Citation: Journal of the American Animal Hospital Association 54, 6; 10.5326/JAAHA-MS-6768
Histologic examination of punch biopsies taken from two of these lesions showed pyogranulomatous dermatitis with intralesional fungal hyphae and yeast, some of which appeared to be lightly pigmented (Figure 4C). The presence of pigment in the fungal organisms was confirmed with a Masson-Fontana stain for melanin (Figure 4D). Hyphae were 5–10 μm wide with frequent irregular septations and nonparallel walls. Culture of a tissue biopsy yielded an isolate identified as Exophiala spp.
The patient was diagnosed with multifocal phaeohyphomycosis associated with immunosuppressive therapy. Treatment with itraconazole (10 mg/kg PO q 24 hr) was started, and cyclosporine was discontinued. Prednisone was decreased to 0.25 mg/kg PO q 24 hr over a period of 3 wk and then discontinued. Re-examination 2 wk later showed no cutaneous lesions. Unfortunately, the patient was euthanized ∼6 mo later because of a progressive neurologic disease.
Summary
The incidence of opportunistic fungal infections in small animal patients has increased with the escalated use of multiagent immunosuppressive therapy, especially when cyclosporine is included. Cytologic or histologic categorization of the mycosis based on organism morphology, pigmentation, hyphal size, and tissue distribution allows sufficient classification to generally predict prognosis and suggest treatment options, although specific pathogen identification based on culture or DNA amplification and sequencing provides additional information that may be important in choosing appropriate therapy in dogs with hyalohyphomycosis. Avoidance of excessive or long-term immunosuppression (especially with cyclosporine) in dogs and cats is recommended to prevent development of these infections.

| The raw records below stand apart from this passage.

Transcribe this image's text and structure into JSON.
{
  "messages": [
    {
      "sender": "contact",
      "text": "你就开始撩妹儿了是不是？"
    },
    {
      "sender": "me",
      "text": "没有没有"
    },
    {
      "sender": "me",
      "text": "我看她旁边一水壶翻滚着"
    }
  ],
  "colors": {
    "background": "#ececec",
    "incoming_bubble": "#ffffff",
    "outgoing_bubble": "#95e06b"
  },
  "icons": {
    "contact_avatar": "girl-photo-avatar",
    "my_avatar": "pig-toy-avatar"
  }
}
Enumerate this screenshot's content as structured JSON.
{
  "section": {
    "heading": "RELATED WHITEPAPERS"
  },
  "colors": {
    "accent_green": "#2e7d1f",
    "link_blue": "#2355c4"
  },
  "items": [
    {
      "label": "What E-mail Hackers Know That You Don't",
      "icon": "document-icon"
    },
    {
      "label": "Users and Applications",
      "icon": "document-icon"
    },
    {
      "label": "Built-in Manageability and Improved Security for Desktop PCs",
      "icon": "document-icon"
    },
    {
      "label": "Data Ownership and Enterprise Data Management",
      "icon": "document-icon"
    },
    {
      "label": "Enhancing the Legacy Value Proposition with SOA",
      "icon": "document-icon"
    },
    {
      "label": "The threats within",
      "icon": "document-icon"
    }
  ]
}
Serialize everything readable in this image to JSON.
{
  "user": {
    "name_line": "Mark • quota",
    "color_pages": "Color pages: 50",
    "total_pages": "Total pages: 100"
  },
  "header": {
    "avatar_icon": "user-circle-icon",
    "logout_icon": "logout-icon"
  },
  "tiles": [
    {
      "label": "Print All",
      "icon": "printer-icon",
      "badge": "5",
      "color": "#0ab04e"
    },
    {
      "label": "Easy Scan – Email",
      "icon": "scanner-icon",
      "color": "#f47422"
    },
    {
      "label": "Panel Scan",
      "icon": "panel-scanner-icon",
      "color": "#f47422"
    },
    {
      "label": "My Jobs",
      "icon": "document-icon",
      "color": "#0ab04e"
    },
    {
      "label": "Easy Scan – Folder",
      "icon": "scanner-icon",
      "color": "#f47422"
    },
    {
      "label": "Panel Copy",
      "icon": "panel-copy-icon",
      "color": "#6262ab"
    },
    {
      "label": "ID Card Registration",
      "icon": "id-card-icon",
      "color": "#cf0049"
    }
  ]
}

Image (A) of an 8 yr old neutered male domestic shorthair cat with severe nasal phaeohyphomycosis. Photomicrograph (B) of a hematoxylin and eosin–stained section of a nasal mass from a cat with phaeohyphomycosis showing multiple groups of pigmented yeast-like fungal organisms; 100× magnification.

Image (A) showing multiple ulcerative and proliferative lesions caused by phaeohyphomycosis that developed on the distal forelimb of a 1 yr old neutered male boxer with inflammatory brain disease after treatment with prednisone, azathioprine, and cytosine arabinoside. Photomicrograph (B) of a hematoxylin and eosin–stained section of a skin biopsy from the same dog showing multiple round pigmented fungal organisms (arrows); 200× magnification.

Photomicrograph of a hematoxylin and eosin–stained section of a biopsy of a draining lesion on the paw of a 6 yr old spayed female Tonkinese cat with black-grain mycetoma. Note the large aggregate of pigmented fungi in the center of the image, which would appear grossly as a tissue grain; 200× magnification. Image courtesy of Dr. Natalie Fowlkes.

Images showing raised ulcerated nodules on the lateral surface of the back left paw (A) and the palmar surface of the left front paw (B) that developed after prednisone and cyclosporine therapy for inflammatory brain disease in a 4 yr old spayed female French bulldog. Photomicrograph (C) of a hematoxylin and eosin–stained section of a skin biopsy from the same dog showing multiple round fungal organisms (arrows), some of which appeared to have lightly pigmented walls. Photomicrograph (D) of a Masson-Fontana–stained section of the same biopsy showing positive staining for melanin in the fungal cell wall (arrows).